Arastradero -is- a "residence district" with numerous driveways entering. And, there are numerous schools on the ECR to Foothill section, and again, near Middlefield and Charleston, along with a senior facility. So, the City would have to justify increasing the speed limit. Many of us, such as myself, would oppose that.

===

Posted by What about the number of cars, a resident of Adobe-Meadow

>> Does the number of cars affect traffic flow? [..] Please, I've seen traffic jams since 15 years BEFORE any road work.

There are a lot of graphs that describe how traffic flow collapses when roads get too full in the below PDF. Look in the vicinity of 2-23. When more than a certain number of cars, e.g., 1900-2200 per hour, flow onto a roadway, the actual throughput/flow drops drastically, so that heavy congestion results in fewer cars getting through.

Web Link

That is why on-ramp metering lights improve the throughput of freeways.


4 people like this
Posted by Kenny
a resident of University South
on Sep 18, 2019 at 3:00 pm

"Rants on Next Door or PA Online are just that."

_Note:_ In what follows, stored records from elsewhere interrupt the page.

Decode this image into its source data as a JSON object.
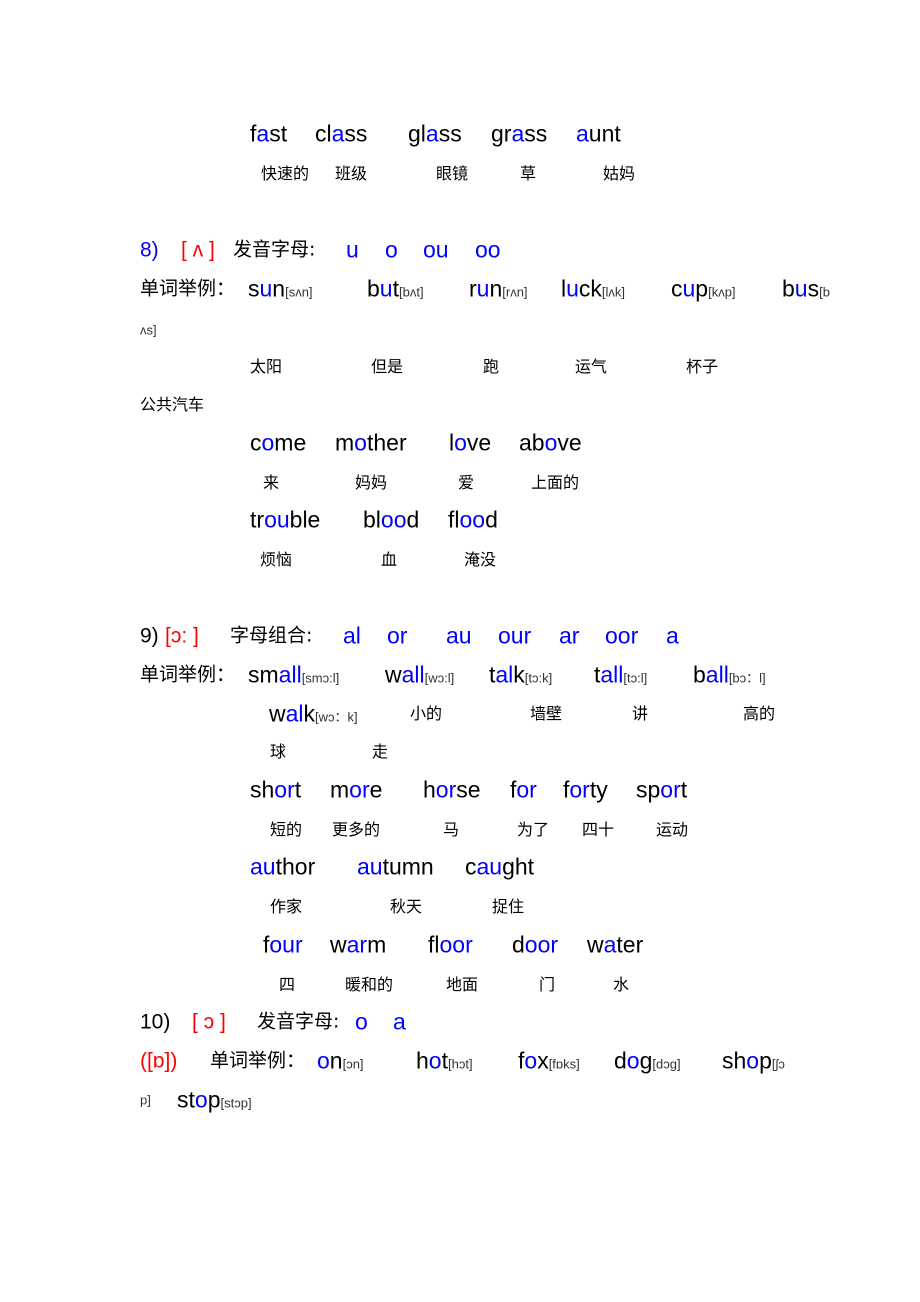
{
  "colors": {
    "highlight": "#0000ff",
    "phoneme": "#ff0000",
    "text": "#000000"
  },
  "lines": [
    [
      {
        "pre": "f",
        "hi": "a",
        "post": "st"
      },
      {
        "pre": "cl",
        "hi": "a",
        "post": "ss"
      },
      {
        "pre": "gl",
        "hi": "a",
        "post": "ss"
      },
      {
        "pre": "gr",
        "hi": "a",
        "post": "ss"
      },
      {
        "pre": "",
        "hi": "a",
        "post": "unt"
      }
    ],
    [
      {
        "t": "快速的"
      },
      {
        "t": "班级"
      },
      {
        "t": "眼镜"
      },
      {
        "t": "草"
      },
      {
        "t": "姑妈"
      }
    ],
    [
      {
        "t": "8)",
        "c": "blue",
        "s": "mk"
      },
      {
        "t": "[ ʌ ]",
        "c": "red",
        "s": "mk"
      },
      {
        "t": "发音字母:",
        "s": "label"
      },
      {
        "t": "u",
        "c": "blue",
        "s": "en"
      },
      {
        "t": "o",
        "c": "blue",
        "s": "en"
      },
      {
        "t": "ou",
        "c": "blue",
        "s": "en"
      },
      {
        "t": "oo",
        "c": "blue",
        "s": "en"
      }
    ],
    [
      {
        "t": "单词举例：",
        "s": "label"
      },
      {
        "pre": "s",
        "hi": "u",
        "post": "n",
        "ph": "[sʌn]"
      },
      {
        "pre": "b",
        "hi": "u",
        "post": "t",
        "ph": "[bʌt]"
      },
      {
        "pre": "r",
        "hi": "u",
        "post": "n",
        "ph": "[rʌn]"
      },
      {
        "pre": "l",
        "hi": "u",
        "post": "ck",
        "ph": "[lʌk]"
      },
      {
        "pre": "c",
        "hi": "u",
        "post": "p",
        "ph": "[kʌp]"
      },
      {
        "pre": "b",
        "hi": "u",
        "post": "s",
        "ph": "[b"
      }
    ],
    [
      {
        "t": "ʌs]",
        "s": "ph"
      }
    ],
    [
      {
        "t": "太阳"
      },
      {
        "t": "但是"
      },
      {
        "t": "跑"
      },
      {
        "t": "运气"
      },
      {
        "t": "杯子"
      }
    ],
    [
      {
        "t": "公共汽车"
      }
    ],
    [
      {
        "pre": "c",
        "hi": "o",
        "post": "me"
      },
      {
        "pre": "m",
        "hi": "o",
        "post": "ther"
      },
      {
        "pre": "l",
        "hi": "o",
        "post": "ve"
      },
      {
        "pre": "ab",
        "hi": "o",
        "post": "ve"
      }
    ],
    [
      {
        "t": "来"
      },
      {
        "t": "妈妈"
      },
      {
        "t": "爱"
      },
      {
        "t": "上面的"
      }
    ],
    [
      {
        "pre": "tr",
        "hi": "ou",
        "post": "ble"
      },
      {
        "pre": "bl",
        "hi": "oo",
        "post": "d"
      },
      {
        "pre": "fl",
        "hi": "oo",
        "post": "d"
      }
    ],
    [
      {
        "t": "烦恼"
      },
      {
        "t": "血"
      },
      {
        "t": "淹没"
      }
    ],
    [
      {
        "t": "9)",
        "s": "mk"
      },
      {
        "t": "[ɔ: ]",
        "c": "red",
        "s": "mk"
      },
      {
        "t": "字母组合:",
        "s": "label"
      },
      {
        "t": "al",
        "c": "blue",
        "s": "en"
      },
      {
        "t": "or",
        "c": "blue",
        "s": "en"
      },
      {
        "t": "au",
        "c": "blue",
        "s": "en"
      },
      {
        "t": "our",
        "c": "blue",
        "s": "en"
      },
      {
        "t": "ar",
        "c": "blue",
        "s": "en"
      },
      {
        "t": "oor",
        "c": "blue",
        "s": "en"
      },
      {
        "t": "a",
        "c": "blue",
        "s": "en"
      }
    ],
    [
      {
        "t": "单词举例：",
        "s": "label"
      },
      {
        "pre": "sm",
        "hi": "all",
        "post": "",
        "ph": "[smɔ:l]"
      },
      {
        "pre": "w",
        "hi": "all",
        "post": "",
        "ph": "[wɔ:l]"
      },
      {
        "pre": "t",
        "hi": "al",
        "post": "k",
        "ph": "[tɔ:k]"
      },
      {
        "pre": "t",
        "hi": "all",
        "post": "",
        "ph": "[tɔ:l]"
      },
      {
        "pre": "b",
        "hi": "all",
        "post": "",
        "ph": "[bɔ：l]"
      }
    ],
    [
      {
        "pre": "w",
        "hi": "al",
        "post": "k",
        "ph": "[wɔ：k]"
      },
      {
        "t": "小的"
      },
      {
        "t": "墙壁"
      },
      {
        "t": "讲"
      },
      {
        "t": "高的"
      }
    ],
    [
      {
        "t": "球"
      },
      {
        "t": "走"
      }
    ],
    [
      {
        "pre": "sh",
        "hi": "or",
        "post": "t"
      },
      {
        "pre": "m",
        "hi": "or",
        "post": "e"
      },
      {
        "pre": "h",
        "hi": "or",
        "post": "se"
      },
      {
        "pre": "f",
        "hi": "or",
        "post": ""
      },
      {
        "pre": "f",
        "hi": "or",
        "post": "ty"
      },
      {
        "pre": "sp",
        "hi": "or",
        "post": "t"
      }
    ],
    [
      {
        "t": "短的"
      },
      {
        "t": "更多的"
      },
      {
        "t": "马"
      },
      {
        "t": "为了"
      },
      {
        "t": "四十"
      },
      {
        "t": "运动"
      }
    ],
    [
      {
        "pre": "",
        "hi": "au",
        "post": "thor"
      },
      {
        "pre": "",
        "hi": "au",
        "post": "tumn"
      },
      {
        "pre": "c",
        "hi": "au",
        "post": "ght"
      }
    ],
    [
      {
        "t": "作家"
      },
      {
        "t": "秋天"
      },
      {
        "t": "捉住"
      }
    ],
    [
      {
        "pre": "f",
        "hi": "our",
        "post": ""
      },
      {
        "pre": "w",
        "hi": "ar",
        "post": "m"
      },
      {
        "pre": "fl",
        "hi": "oor",
        "post": ""
      },
      {
        "pre": "d",
        "hi": "oor",
        "post": ""
      },
      {
        "pre": "w",
        "hi": "a",
        "post": "ter"
      }
    ],
    [
      {
        "t": "四"
      },
      {
        "t": "暖和的"
      },
      {
        "t": "地面"
      },
      {
        "t": "门"
      },
      {
        "t": "水"
      }
    ],
    [
      {
        "t": "10)",
        "s": "mk"
      },
      {
        "t": "[ ɔ ]",
        "c": "red",
        "s": "mk"
      },
      {
        "t": "发音字母:",
        "s": "label"
      },
      {
        "t": "o",
        "c": "blue",
        "s": "en"
      },
      {
        "t": "a",
        "c": "blue",
        "s": "en"
      }
    ],
    [
      {
        "t": "([ɒ])",
        "c": "red",
        "s": "mk"
      },
      {
        "t": "单词举例：",
        "s": "label"
      },
      {
        "pre": "",
        "hi": "o",
        "post": "n",
        "ph": "[ɔn]"
      },
      {
        "pre": "h",
        "hi": "o",
        "post": "t",
        "ph": "[hɔt]"
      },
      {
        "pre": "f",
        "hi": "o",
        "post": "x",
        "ph": "[fɒks]"
      },
      {
        "pre": "d",
        "hi": "o",
        "post": "g",
        "ph": "[dɔg]"
      },
      {
        "pre": "sh",
        "hi": "o",
        "post": "p",
        "ph": "[ʃɔ"
      }
    ],
    [
      {
        "t": "p]",
        "s": "ph"
      },
      {
        "pre": "st",
        "hi": "o",
        "post": "p",
        "ph": "[stɔp]"
      }
    ]
  ]
}
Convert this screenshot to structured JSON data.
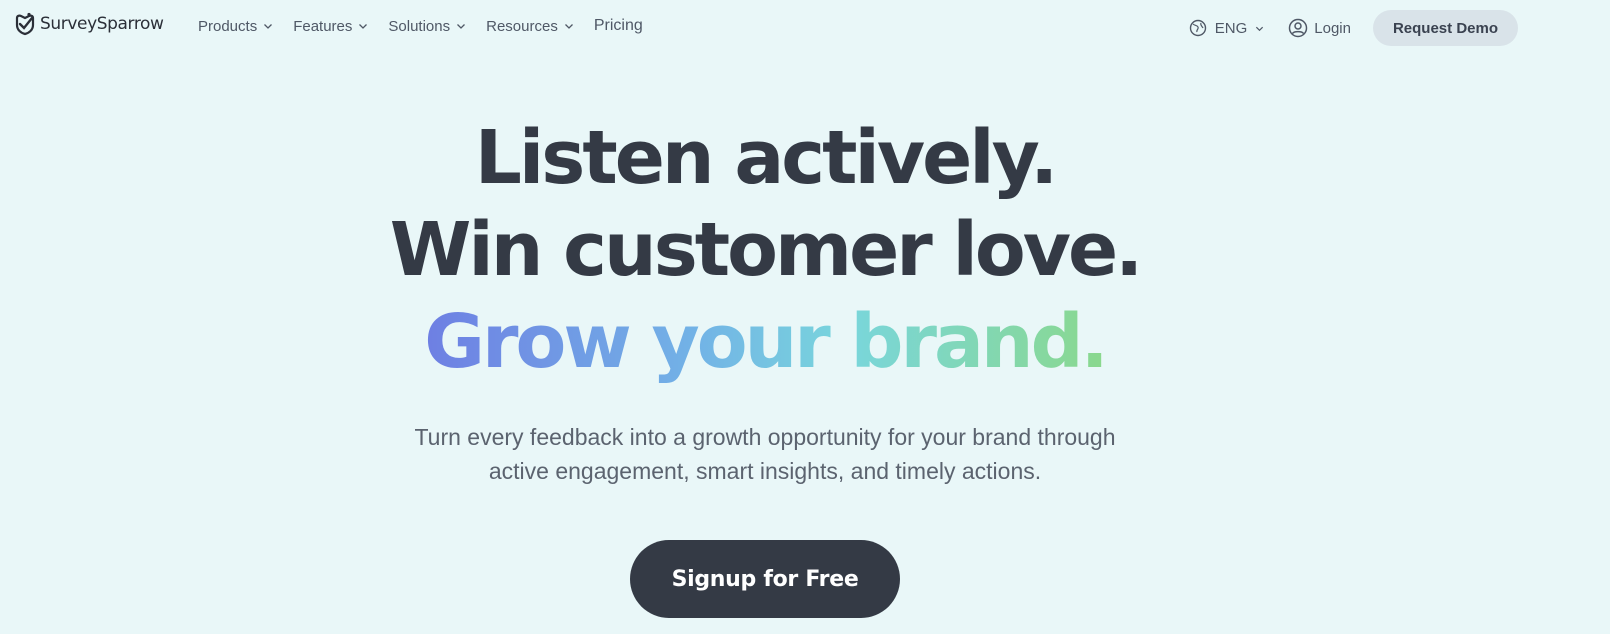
{
  "brand": {
    "name": "SurveySparrow"
  },
  "nav": {
    "items": [
      {
        "label": "Products",
        "has_dropdown": true
      },
      {
        "label": "Features",
        "has_dropdown": true
      },
      {
        "label": "Solutions",
        "has_dropdown": true
      },
      {
        "label": "Resources",
        "has_dropdown": true
      },
      {
        "label": "Pricing",
        "has_dropdown": false
      }
    ],
    "language": "ENG",
    "login": "Login",
    "demo": "Request Demo"
  },
  "hero": {
    "line1": "Listen actively.",
    "line2": "Win customer love.",
    "line3": "Grow your brand.",
    "subtitle_line1": "Turn every feedback into a growth opportunity for your brand through",
    "subtitle_line2": "active engagement, smart insights, and timely actions.",
    "cta": "Signup for Free"
  },
  "colors": {
    "background": "#e9f7f8",
    "text_dark": "#343a45",
    "cta_bg": "#343a45",
    "demo_bg": "#d9e3e9",
    "gradient": [
      "#6e7fe3",
      "#72b3e6",
      "#79d6dc",
      "#8ad88d"
    ]
  },
  "icons": {
    "logo": "sparrow-logo-icon",
    "dropdown": "chevron-down-icon",
    "language": "globe-icon",
    "login": "user-circle-icon"
  }
}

Not if they affect how people vote in the next election. If the Palo Alto city government is not getting the job done, then vote out the city council members and elect some new ones. Perhaps it is time the voters reminded them of who is really in charge. Believe it or not, Palo Alto had very good governance up until around 1980.


5 people like this
Posted by musical
a resident of Palo Verde
on Sep 18, 2019 at 3:03 pm

Nothing is more passive-aggressive than obeying traffic law.


4 people like this
Posted by Ralph
a resident of Stanford
on Sep 19, 2019 at 9:06 am

The writer then stopped to demean people who don't meet his perceived fitness standards for bicycling? I have seen quite a few riders with missing body parts, lower legs replaced by proceseses, or not at all for a while leg. People using just hand cranks and old people out riding around. It takes little effort to ride around Palo Alto since it is relatively flat.

Excessive is a proven live enhancer. But we must now down to people who think saving a few seconds is worth the risk of killing of maiming our fellow man..


20 people like this
Posted by Resident
a resident of Community Center
on Sep 19, 2019 at 9:35 am

@Citizen
Good news for you, the city does not have any policies or documents asserting that making things better for bikes necessarily means destroying traffic circulation for cars and increasing congestion or that they are trying to get people into bikes by making driving miserable.
They do have a pedestrian and bicycle master plan. Rather than demanding that other posters provide you with proof that your baseless assertion is false, you can just go to the city website and look up the Bicycle and Pedestrian Master Plan. Then we could have a thoughtful and informed discussion about the city’s actual plan.
You also asserted that you don’t see any greater bike participation. You and others might want to drop by the Bike Palo Alto event at El Carmelo school on the 29th at 1PM. You’ll see crowds of families wanting to learn more about Palo Alto biking opportunities.
As for people who can’t bike, that’s ok. Every cyclist means one less car on the road for you to compete with in driving and one more parking space available for you.